Ces paroles conservent une vigoureuse actualité et nourrissent le
bagage théorique, politique et méthodologique de tous ceux et celles qui
veulent aujourd’hui se battre contre toutes les oppressions et
l’exploitation d’un capitalisme toujours plus barbare qui nous mène tout
droit à la catastrophe. Un capitalisme qui a développé des moyens
idéologiques très sophistiqués pour diviser les travailleurs à travers
des préjugés racistes, homophobes, misogynes, de tous types. C’est pour
cette raison que nous reproduisons ci-dessous ce texte de Trotsky sur la
question noire aux Etats-Unis et la lutte contre leur oppression.
La version française du texte que nous reproduisons a été publiée par le site Marxists.org.

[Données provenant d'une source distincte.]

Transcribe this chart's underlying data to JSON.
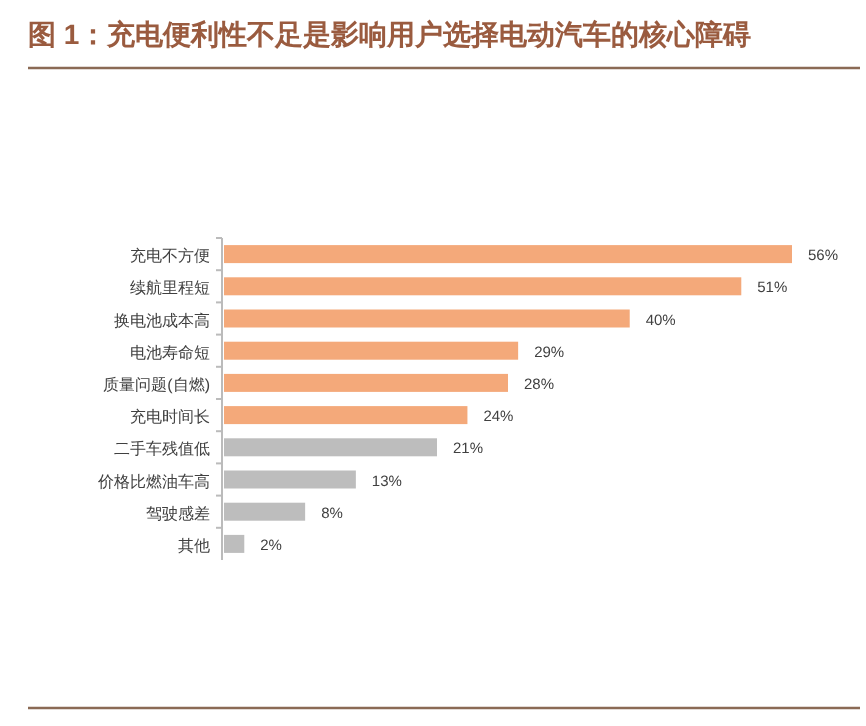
{
  "chart_data": {
    "type": "bar",
    "orientation": "horizontal",
    "title": "图 1：充电便利性不足是影响用户选择电动汽车的核心障碍",
    "categories": [
      "充电不方便",
      "续航里程短",
      "换电池成本高",
      "电池寿命短",
      "质量问题(自燃)",
      "充电时间长",
      "二手车残值低",
      "价格比燃油车高",
      "驾驶感差",
      "其他"
    ],
    "values": [
      56,
      51,
      40,
      29,
      28,
      24,
      21,
      13,
      8,
      2
    ],
    "colors": [
      "#f4a97a",
      "#f4a97a",
      "#f4a97a",
      "#f4a97a",
      "#f4a97a",
      "#f4a97a",
      "#bdbdbd",
      "#bdbdbd",
      "#bdbdbd",
      "#bdbdbd"
    ],
    "value_labels": [
      "56%",
      "51%",
      "40%",
      "29%",
      "28%",
      "24%",
      "21%",
      "13%",
      "8%",
      "2%"
    ],
    "tick_labels": "y"
  }
}
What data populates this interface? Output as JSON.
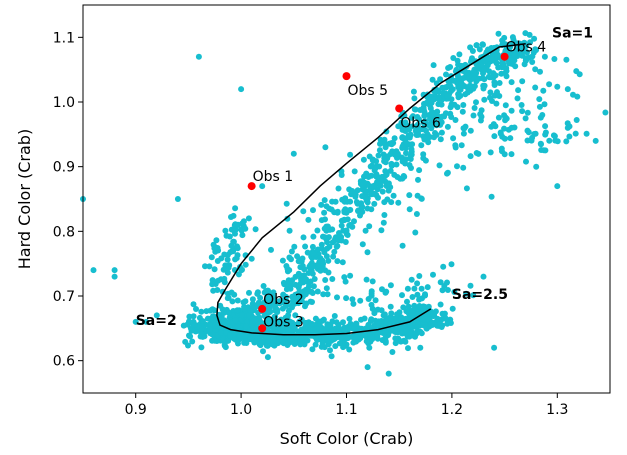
{
  "chart_data": {
    "type": "scatter",
    "xlabel": "Soft Color (Crab)",
    "ylabel": "Hard Color (Crab)",
    "xlim": [
      0.85,
      1.35
    ],
    "ylim": [
      0.55,
      1.15
    ],
    "xticks": [
      "0.9",
      "1.0",
      "1.1",
      "1.2",
      "1.3"
    ],
    "yticks": [
      "0.6",
      "0.7",
      "0.8",
      "0.9",
      "1.0",
      "1.1"
    ],
    "grid": false,
    "colors": {
      "scatter": "#17becf",
      "observations": "#ff0000",
      "track": "#000000"
    },
    "scatter_clusters": [
      {
        "path": [
          [
            0.975,
            0.655
          ],
          [
            1.01,
            0.665
          ],
          [
            1.05,
            0.7
          ],
          [
            1.08,
            0.78
          ],
          [
            1.12,
            0.87
          ],
          [
            1.16,
            0.95
          ],
          [
            1.2,
            1.02
          ],
          [
            1.24,
            1.07
          ],
          [
            1.27,
            1.08
          ]
        ],
        "count": 900,
        "spread": 0.012
      },
      {
        "path": [
          [
            0.96,
            0.65
          ],
          [
            1.0,
            0.645
          ],
          [
            1.05,
            0.64
          ],
          [
            1.1,
            0.642
          ],
          [
            1.15,
            0.652
          ],
          [
            1.18,
            0.67
          ]
        ],
        "count": 900,
        "spread": 0.011
      },
      {
        "path": [
          [
            1.05,
            0.75
          ],
          [
            1.1,
            0.82
          ],
          [
            1.15,
            0.88
          ],
          [
            1.2,
            0.95
          ],
          [
            1.25,
            1.0
          ],
          [
            1.3,
            1.02
          ]
        ],
        "count": 140,
        "spread": 0.03
      },
      {
        "path": [
          [
            0.985,
            0.68
          ],
          [
            0.985,
            0.74
          ],
          [
            0.99,
            0.79
          ],
          [
            1.0,
            0.82
          ]
        ],
        "count": 80,
        "spread": 0.008
      },
      {
        "path": [
          [
            1.05,
            0.71
          ],
          [
            1.1,
            0.7
          ],
          [
            1.15,
            0.7
          ],
          [
            1.2,
            0.72
          ]
        ],
        "count": 70,
        "spread": 0.015
      },
      {
        "path": [
          [
            1.21,
            1.04
          ],
          [
            1.25,
            0.96
          ],
          [
            1.28,
            0.92
          ],
          [
            1.31,
            0.98
          ]
        ],
        "count": 60,
        "spread": 0.02
      }
    ],
    "scatter_extra": [
      [
        0.85,
        0.85
      ],
      [
        0.86,
        0.74
      ],
      [
        0.88,
        0.73
      ],
      [
        0.88,
        0.74
      ],
      [
        0.9,
        0.66
      ],
      [
        0.91,
        0.66
      ],
      [
        0.92,
        0.67
      ],
      [
        0.94,
        0.85
      ],
      [
        0.96,
        1.07
      ],
      [
        1.0,
        1.02
      ],
      [
        1.02,
        0.87
      ],
      [
        1.05,
        0.92
      ],
      [
        1.08,
        0.93
      ],
      [
        1.12,
        0.59
      ],
      [
        1.14,
        0.58
      ],
      [
        1.17,
        0.62
      ],
      [
        1.23,
        0.73
      ],
      [
        1.24,
        0.62
      ],
      [
        1.28,
        0.9
      ],
      [
        1.3,
        0.87
      ],
      [
        1.31,
        0.96
      ],
      [
        1.31,
        1.02
      ]
    ],
    "track": {
      "x": [
        1.27,
        1.245,
        1.22,
        1.19,
        1.16,
        1.13,
        1.1,
        1.075,
        1.05,
        1.02,
        1.0,
        0.985,
        0.978,
        0.977,
        0.98,
        0.99,
        1.01,
        1.04,
        1.07,
        1.1,
        1.13,
        1.16,
        1.18
      ],
      "y": [
        1.09,
        1.085,
        1.06,
        1.03,
        0.99,
        0.945,
        0.905,
        0.87,
        0.83,
        0.79,
        0.75,
        0.71,
        0.69,
        0.67,
        0.655,
        0.648,
        0.643,
        0.64,
        0.64,
        0.642,
        0.648,
        0.66,
        0.68
      ]
    },
    "observations": [
      {
        "label": "Obs 1",
        "x": 1.01,
        "y": 0.87
      },
      {
        "label": "Obs 2",
        "x": 1.02,
        "y": 0.68
      },
      {
        "label": "Obs 3",
        "x": 1.02,
        "y": 0.65
      },
      {
        "label": "Obs 4",
        "x": 1.25,
        "y": 1.07
      },
      {
        "label": "Obs 5",
        "x": 1.1,
        "y": 1.04
      },
      {
        "label": "Obs 6",
        "x": 1.15,
        "y": 0.99
      }
    ],
    "annotations": [
      {
        "label": "Sa=1",
        "x": 1.295,
        "y": 1.1
      },
      {
        "label": "Sa=2.5",
        "x": 1.2,
        "y": 0.695
      },
      {
        "label": "Sa=2",
        "x": 0.9,
        "y": 0.655
      }
    ]
  }
}
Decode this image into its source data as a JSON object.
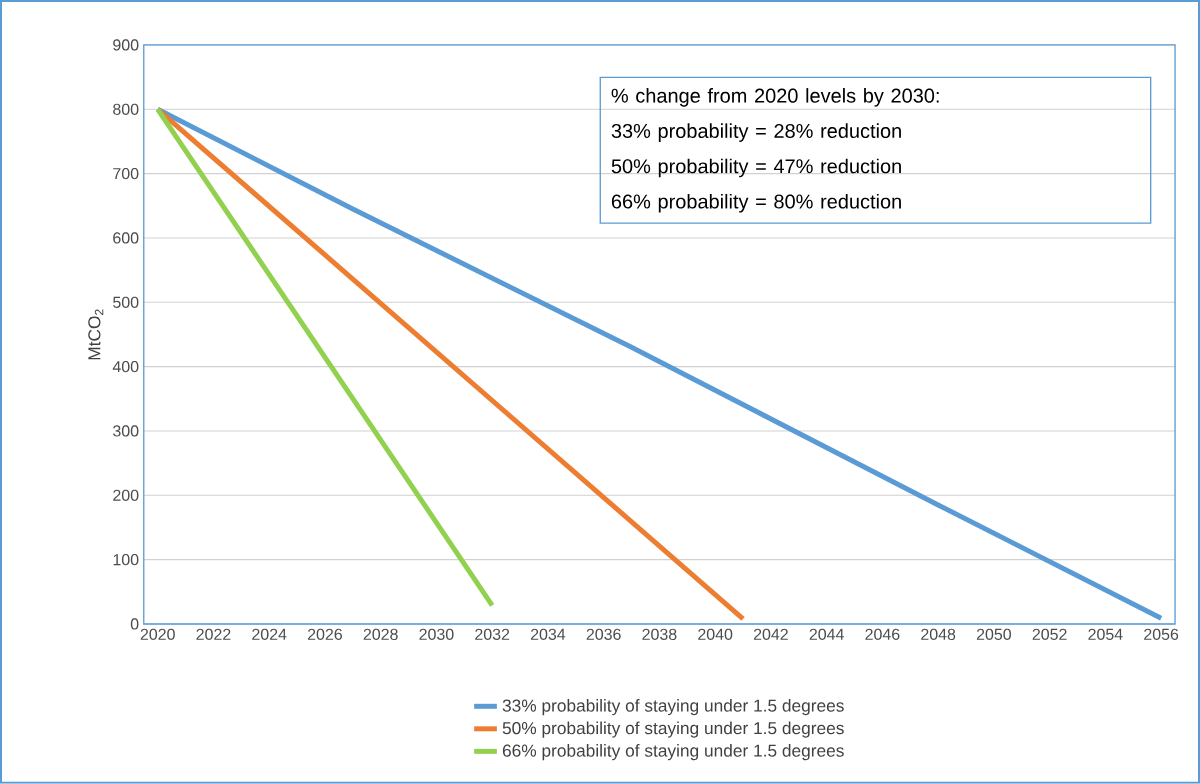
{
  "chart_data": {
    "type": "line",
    "ylabel": "MtCO$_{2}$",
    "xlim": [
      2019.5,
      2056.5
    ],
    "ylim": [
      0,
      900
    ],
    "xticks": [
      2020,
      2022,
      2024,
      2026,
      2028,
      2030,
      2032,
      2034,
      2036,
      2038,
      2040,
      2042,
      2044,
      2046,
      2048,
      2050,
      2052,
      2054,
      2056
    ],
    "yticks": [
      0,
      100,
      200,
      300,
      400,
      500,
      600,
      700,
      800,
      900
    ],
    "grid": "y",
    "legend": "bottom",
    "marker": "none",
    "line_style": "solid",
    "annotations": [
      "% change from 2020 levels by 2030:",
      "33% probability = 28% reduction",
      "50% probability = 47% reduction",
      "66% probability = 80% reduction"
    ],
    "series": [
      {
        "name": "33% probability of staying under 1.5 degrees",
        "color": "#5b9bd5",
        "x": [
          2020,
          2027,
          2037,
          2048,
          2056
        ],
        "values": [
          800,
          645,
          430,
          185,
          9
        ]
      },
      {
        "name": "50% probability of staying under 1.5 degrees",
        "color": "#ed7d31",
        "x": [
          2020,
          2041
        ],
        "values": [
          800,
          8
        ]
      },
      {
        "name": "66% probability of staying under 1.5 degrees",
        "color": "#92d050",
        "x": [
          2020,
          2032
        ],
        "values": [
          800,
          29
        ]
      }
    ]
  }
}
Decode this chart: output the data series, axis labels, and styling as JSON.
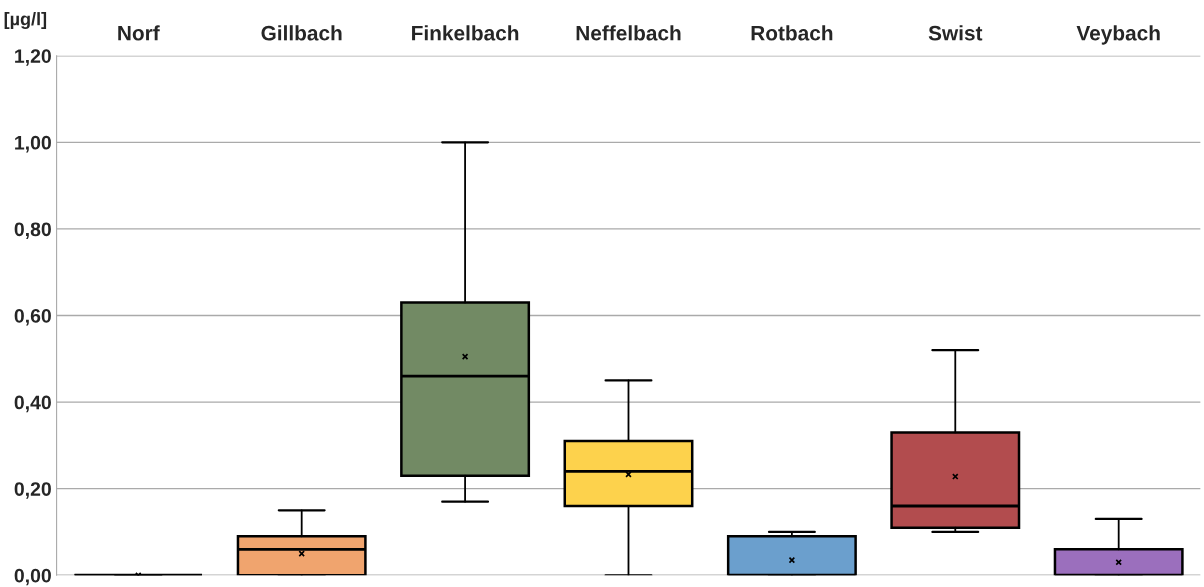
{
  "chart_data": {
    "type": "box",
    "ylabel": "[µg/l]",
    "categories": [
      "Norf",
      "Gillbach",
      "Finkelbach",
      "Neffelbach",
      "Rotbach",
      "Swist",
      "Veybach"
    ],
    "boxes": [
      {
        "low": 0,
        "q1": 0,
        "median": 0,
        "q3": 0,
        "high": 0,
        "mean": 0
      },
      {
        "low": 0,
        "q1": 0,
        "median": 0.06,
        "q3": 0.09,
        "high": 0.15,
        "mean": 0.05
      },
      {
        "low": 0.17,
        "q1": 0.23,
        "median": 0.46,
        "q3": 0.63,
        "high": 1.0,
        "mean": 0.505
      },
      {
        "low": 0,
        "q1": 0.16,
        "median": 0.24,
        "q3": 0.31,
        "high": 0.45,
        "mean": 0.233
      },
      {
        "low": 0,
        "q1": 0,
        "median": 0,
        "q3": 0.09,
        "high": 0.1,
        "mean": 0.035
      },
      {
        "low": 0.1,
        "q1": 0.11,
        "median": 0.16,
        "q3": 0.33,
        "high": 0.52,
        "mean": 0.228
      },
      {
        "low": 0,
        "q1": 0,
        "median": 0,
        "q3": 0.06,
        "high": 0.13,
        "mean": 0.03
      }
    ],
    "colors": [
      "#000000",
      "#f0a46e",
      "#728a64",
      "#fdd24c",
      "#6b9fcd",
      "#b24c4e",
      "#9b6fbd"
    ],
    "ylim": [
      0,
      1.2
    ],
    "yticks": [
      {
        "value": 0,
        "label": "0,00"
      },
      {
        "value": 0.2,
        "label": "0,20"
      },
      {
        "value": 0.4,
        "label": "0,40"
      },
      {
        "value": 0.6,
        "label": "0,60"
      },
      {
        "value": 0.8,
        "label": "0,80"
      },
      {
        "value": 1.0,
        "label": "1,00"
      },
      {
        "value": 1.2,
        "label": "1,20"
      }
    ],
    "grid": "y",
    "marker": "cross"
  }
}
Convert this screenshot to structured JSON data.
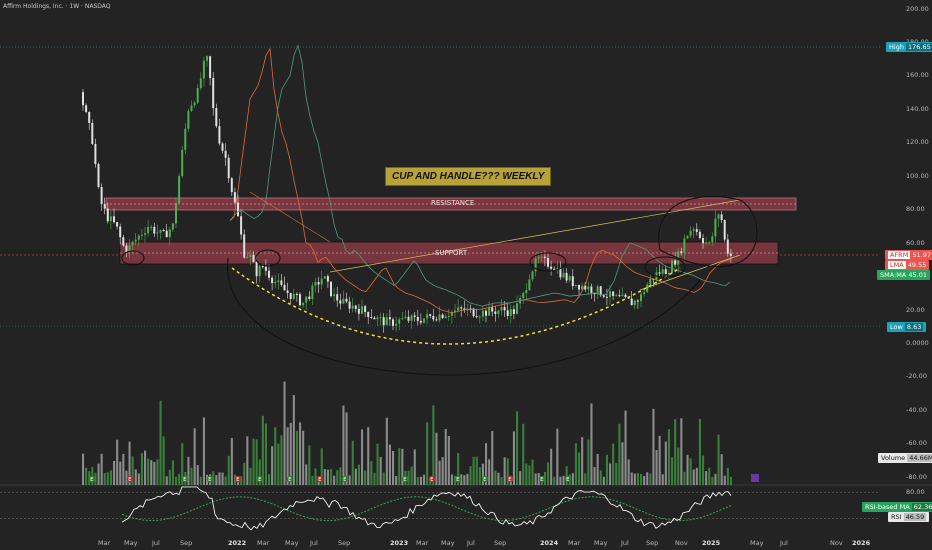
{
  "window": {
    "title": "Affirm Holdings, Inc. · 1W · NASDAQ"
  },
  "price_axis": {
    "ticks": [
      "200.00",
      "180.00",
      "160.00",
      "140.00",
      "120.00",
      "100.00",
      "80.00",
      "60.00",
      "40.00",
      "20.00",
      "0.0000",
      "-20.00",
      "-40.00",
      "-60.00",
      "-80.00"
    ],
    "high_label": "High",
    "high_value": "176.65",
    "low_label": "Low",
    "low_value": "8.63",
    "afrm_label": "AFRM",
    "afrm_value": "51.97",
    "lma_label": "LMA",
    "lma_value": "49.55",
    "sma_label": "SMA:MA",
    "sma_value": "45.01",
    "volume_label": "Volume",
    "volume_value": "44.66M"
  },
  "rsi_axis": {
    "ticks": [
      "80.00",
      "40.00"
    ],
    "ma_label": "RSI-based MA",
    "ma_value": "62.36",
    "rsi_label": "RSI",
    "rsi_value": "46.59"
  },
  "time_axis": [
    {
      "label": "Mar",
      "bold": false
    },
    {
      "label": "May",
      "bold": false
    },
    {
      "label": "Jul",
      "bold": false
    },
    {
      "label": "Sep",
      "bold": false
    },
    {
      "label": "2022",
      "bold": true
    },
    {
      "label": "Mar",
      "bold": false
    },
    {
      "label": "May",
      "bold": false
    },
    {
      "label": "Jul",
      "bold": false
    },
    {
      "label": "Sep",
      "bold": false
    },
    {
      "label": "2023",
      "bold": true
    },
    {
      "label": "Mar",
      "bold": false
    },
    {
      "label": "May",
      "bold": false
    },
    {
      "label": "Jul",
      "bold": false
    },
    {
      "label": "Sep",
      "bold": false
    },
    {
      "label": "2024",
      "bold": true
    },
    {
      "label": "Mar",
      "bold": false
    },
    {
      "label": "May",
      "bold": false
    },
    {
      "label": "Jul",
      "bold": false
    },
    {
      "label": "Sep",
      "bold": false
    },
    {
      "label": "Nov",
      "bold": false
    },
    {
      "label": "2025",
      "bold": true
    },
    {
      "label": "May",
      "bold": false
    },
    {
      "label": "Jul",
      "bold": false
    },
    {
      "label": "Nov",
      "bold": false
    },
    {
      "label": "2026",
      "bold": true
    }
  ],
  "annotations": {
    "note": "CUP AND HANDLE??? WEEKLY",
    "resistance": "RESISTANCE",
    "support": "SUPPORT"
  },
  "event_markers": [
    "E",
    "E",
    "E",
    "E",
    "E",
    "E",
    "E",
    "E",
    "E",
    "E",
    "E",
    "E",
    "E",
    "E",
    "E",
    "E"
  ],
  "colors": {
    "background": "#232323",
    "candle_up": "#4caf50",
    "candle_down": "#e0e0e0",
    "zone": "#8c3a44",
    "note_bg": "#b8a436",
    "high_tag": "#1aa3b8",
    "afrm_tag": "#ef5350",
    "sma_tag": "#26a65b"
  }
}
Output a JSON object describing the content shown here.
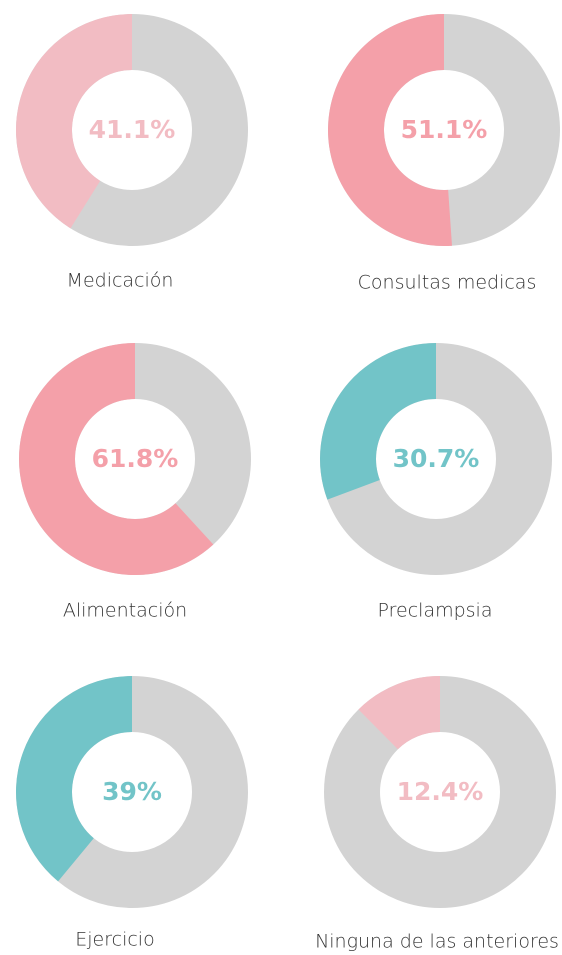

Il nous semble nécessaire de clarifier que toutes les références au
« Parti » dans ce texte concernent le PC nord-américain stalinien, dont
la Ligue américaine se considérait alors fraction publique, bien que les
trotskystes aient été exclus du PC en 1928.
La question noire aux Etats-Unis
28 février 1933
A.Swabeck : Au sein de la Ligue communiste
d’Amérique, nous n’avons pas d’importantes divergences sur ce problème
et nous n’avons pas encore formulé un programme. Je ne présente donc que
les opinions que nous avons développées d’une manière générale. Comment
devons-nous considérer la situation des Noirs américains ? Comme celle
d’une minorité nationale ou comme celle d’une minorité raciale ? C’est
de la plus haute importance pour notre programme.
Les staliniens conservent comme principal mot d’ordre
l’autodétermination des Noirs, et demandent en conséquence un Etat
séparé et le droit à un Etat pour les Noirs de la Ceinture noire.
L’application pratique de cette revendication a dévoilé beaucoup
d’opportunisme. Mais, d’autre part, je retiens qu’en dépit de nombreuses
erreurs dans le travail pratique parmi les Noirs, le Parti a pu
enregistrer quelques succès, dans les grèves du textile du Sud, par
exemple, où les barrières de couleur ont été pour une grande part
brisées. Je pense que Weisbord est d’accord avec le mot d’ordre
d’autodétermination et de droit à un Etat séparé. Il affirme que c’est
l’application de la théorie de la révolution permanente aux Etats-Unis.
Notre analyse part de la situation actuelle, il y a environ treize
millions de Noirs aux Etats-Unis, dont la majorité se trouve dans les
Etats du Sud. Dans les Etats du Nord, les Noirs sont concentrés dans des
communautés industrielles comme ouvriers, et dans le Sud, ils sont pour
la plupart fermiers ou métayers.
L.Trotsky : Louent-ils les terres à l’Etat ou à des propriétaires privés ?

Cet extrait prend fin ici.